Me recordo de uma vez, a última vez.

Eu estava na frente, e isso não era uma surpresa, eu estava na escolinha de futebol e costumava ser o mais rápido entre eles por isto. Eu olhei pra trás, primeiro vi Taehyung, rindo, sua camiseta sendo bruscamente puxada por Hoseok, que competitivo desde cedo, tentava fazê-lo ficar pra trás, mesmo que fosse trapaceando.

Jimin, bem mais atrás, havia desistido, seu rosto estava completamente vermelho e a franja havia colado na testa, descansava escorado na parede, com as mãos apoiadas nos joelhos. Comecei a rir e gritar coisas como "sedentário" e "preguiçoso".
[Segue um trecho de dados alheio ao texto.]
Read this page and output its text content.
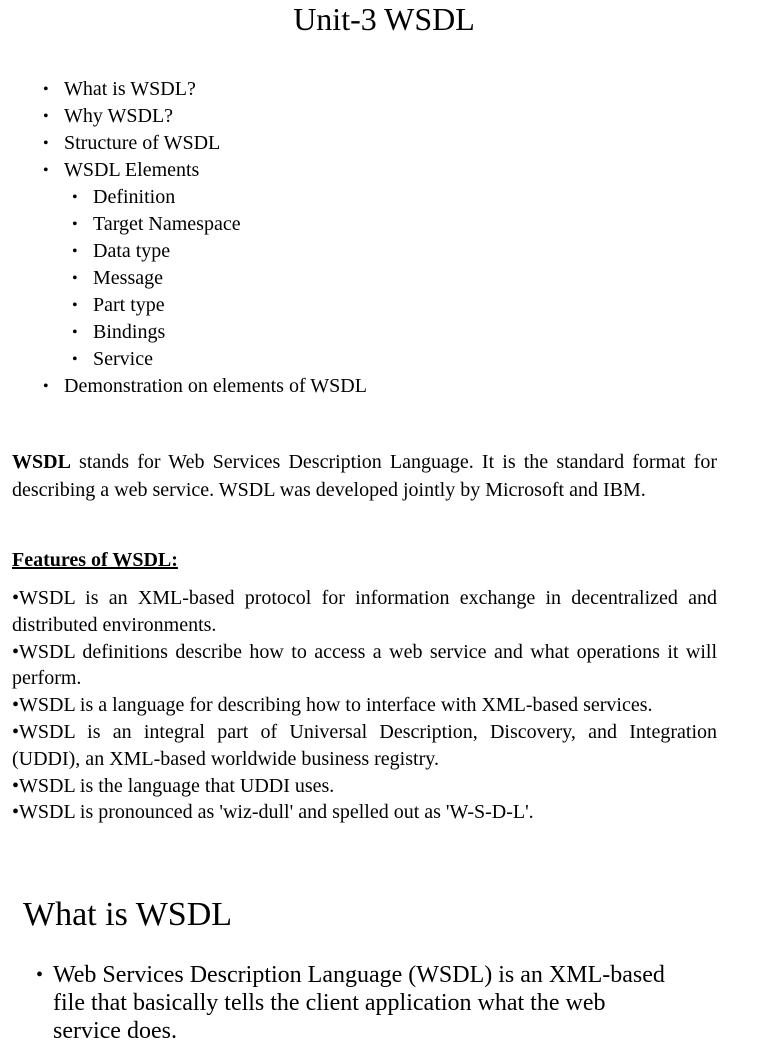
Unit-3 WSDL
• What is WSDL?
• Why WSDL?
• Structure of WSDL
• WSDL Elements
• Definition
• Target Namespace
• Data type
• Message
• Part type
• Bindings
• Service
• Demonstration on elements of WSDL

WSDL stands for Web Services Description Language. It is the standard format for describing a web service. WSDL was developed jointly by Microsoft and IBM.

Features of WSDL:

•WSDL is an XML-based protocol for information exchange in decentralized and distributed environments.

•WSDL definitions describe how to access a web service and what operations it will perform.

•WSDL is a language for describing how to interface with XML-based services.

•WSDL is an integral part of Universal Description, Discovery, and Integration (UDDI), an XML-based worldwide business registry.

•WSDL is the language that UDDI uses.

•WSDL is pronounced as 'wiz-dull' and spelled out as 'W-S-D-L'.

What is WSDL
• Web Services Description Language (WSDL) is an XML-based file that basically tells the client application what the web service does.
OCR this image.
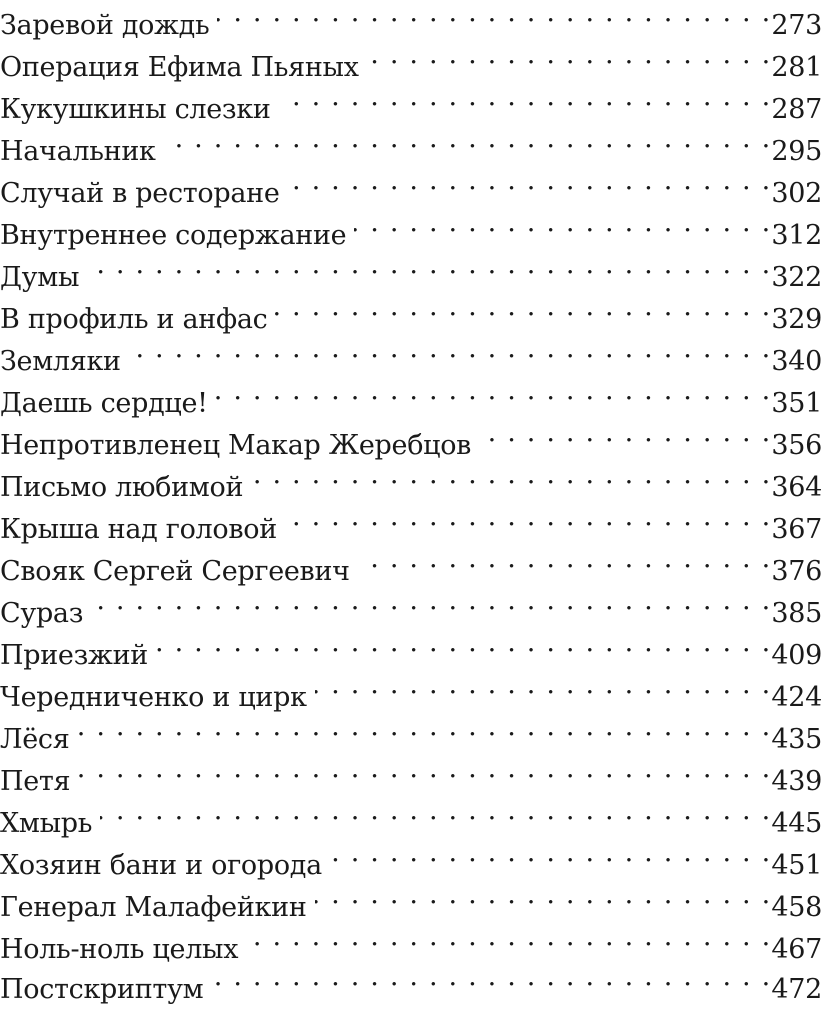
Заревой дождь . . .	273
Операция Ефима Пьяных . . .	281
Кукушкины слезки . . .	287
Начальник . . .	295
Случай в ресторане . . .	302
Внутреннее содержание . . .	312
Думы . . .	322
В профиль и анфас . . .	329
Земляки . . .	340
Даешь сердце! . . .	351
Непротивленец Макар Жеребцов . . .	356
Письмо любимой . . .	364
Крыша над головой . . .	367
Свояк Сергей Сергеевич . . .	376
Сураз . . .	385
Приезжий . . .	409
Чередниченко и цирк . . .	424
Лёся . . .	435
Петя . . .	439
Хмырь . . .	445
Хозяин бани и огорода . . .	451
Генерал Малафейкин . . .	458
Ноль-ноль целых . . .	467
Постскриптум . . .	472
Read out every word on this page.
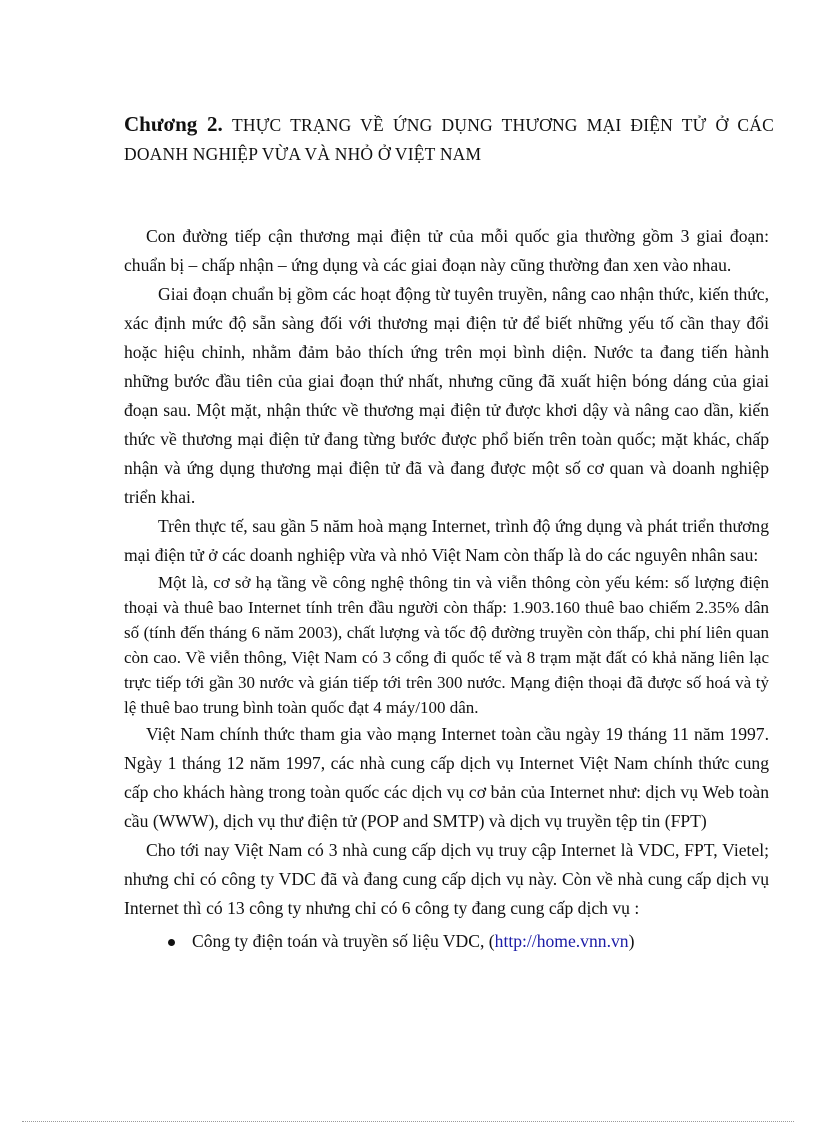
Chương 2. THỰC TRẠNG VỀ ỨNG DỤNG THƯƠNG MẠI ĐIỆN TỬ Ở CÁC DOANH NGHIỆP VỪA VÀ NHỎ Ở VIỆT NAM

Con đường tiếp cận thương mại điện tử của mỗi quốc gia thường gồm 3 giai đoạn: chuẩn bị – chấp nhận – ứng dụng và các giai đoạn này cũng thường đan xen vào nhau.

Giai đoạn chuẩn bị gồm các hoạt động từ tuyên truyền, nâng cao nhận thức, kiến thức, xác định mức độ sẵn sàng đối với thương mại điện tử để biết những yếu tố cần thay đổi hoặc hiệu chỉnh, nhằm đảm bảo thích ứng trên mọi bình diện. Nước ta đang tiến hành những bước đầu tiên của giai đoạn thứ nhất, nhưng cũng đã xuất hiện bóng dáng của giai đoạn sau. Một mặt, nhận thức về thương mại điện tử được khơi dậy và nâng cao dần, kiến thức về thương mại điện tử đang từng bước được phổ biến trên toàn quốc; mặt khác, chấp nhận và ứng dụng thương mại điện tử đã và đang được một số cơ quan và doanh nghiệp triển khai.

Trên thực tế, sau gần 5 năm hoà mạng Internet, trình độ ứng dụng và phát triển thương mại điện tử ở các doanh nghiệp vừa và nhỏ Việt Nam còn thấp là do các nguyên nhân sau:

Một là, cơ sở hạ tầng về công nghệ thông tin và viễn thông còn yếu kém: số lượng điện thoại và thuê bao Internet tính trên đầu người còn thấp: 1.903.160 thuê bao chiếm 2.35% dân số (tính đến tháng 6 năm 2003), chất lượng và tốc độ đường truyền còn thấp, chi phí liên quan còn cao. Về viễn thông, Việt Nam có 3 cổng đi quốc tế và 8 trạm mặt đất có khả năng liên lạc trực tiếp tới gần 30 nước và gián tiếp tới trên 300 nước. Mạng điện thoại đã được số hoá và tỷ lệ thuê bao trung bình toàn quốc đạt 4 máy/100 dân.

Việt Nam chính thức tham gia vào mạng Internet toàn cầu ngày 19 tháng 11 năm 1997. Ngày 1 tháng 12 năm 1997, các nhà cung cấp dịch vụ Internet Việt Nam chính thức cung cấp cho khách hàng trong toàn quốc các dịch vụ cơ bản của Internet như: dịch vụ Web toàn cầu (WWW), dịch vụ thư điện tử (POP and SMTP) và dịch vụ truyền tệp tin (FPT)

Cho tới nay Việt Nam có 3 nhà cung cấp dịch vụ truy cập Internet là VDC, FPT, Vietel; nhưng chỉ có công ty VDC đã và đang cung cấp dịch vụ này. Còn về nhà cung cấp dịch vụ Internet thì có 13 công ty nhưng chỉ có 6 công ty đang cung cấp dịch vụ :

Công ty điện toán và truyền số liệu VDC, (http://home.vnn.vn)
Hoseok e Taehyung me acompanharam e eu senti minha voz falhar em meio a um gemido quando meu ombro colidiu fortemente com uma superfície rígida. Um ruído preencheu meus ouvidos, irritando meus tímpanos.

Num primeiro momento, não senti dor. Mas aos poucos a palma de minhas mãos começou a queimar fortemente, meus joelhos depois, e em seguida uma chuva de partículas do vitral que eu havia atravessado começou a cair sobre mim.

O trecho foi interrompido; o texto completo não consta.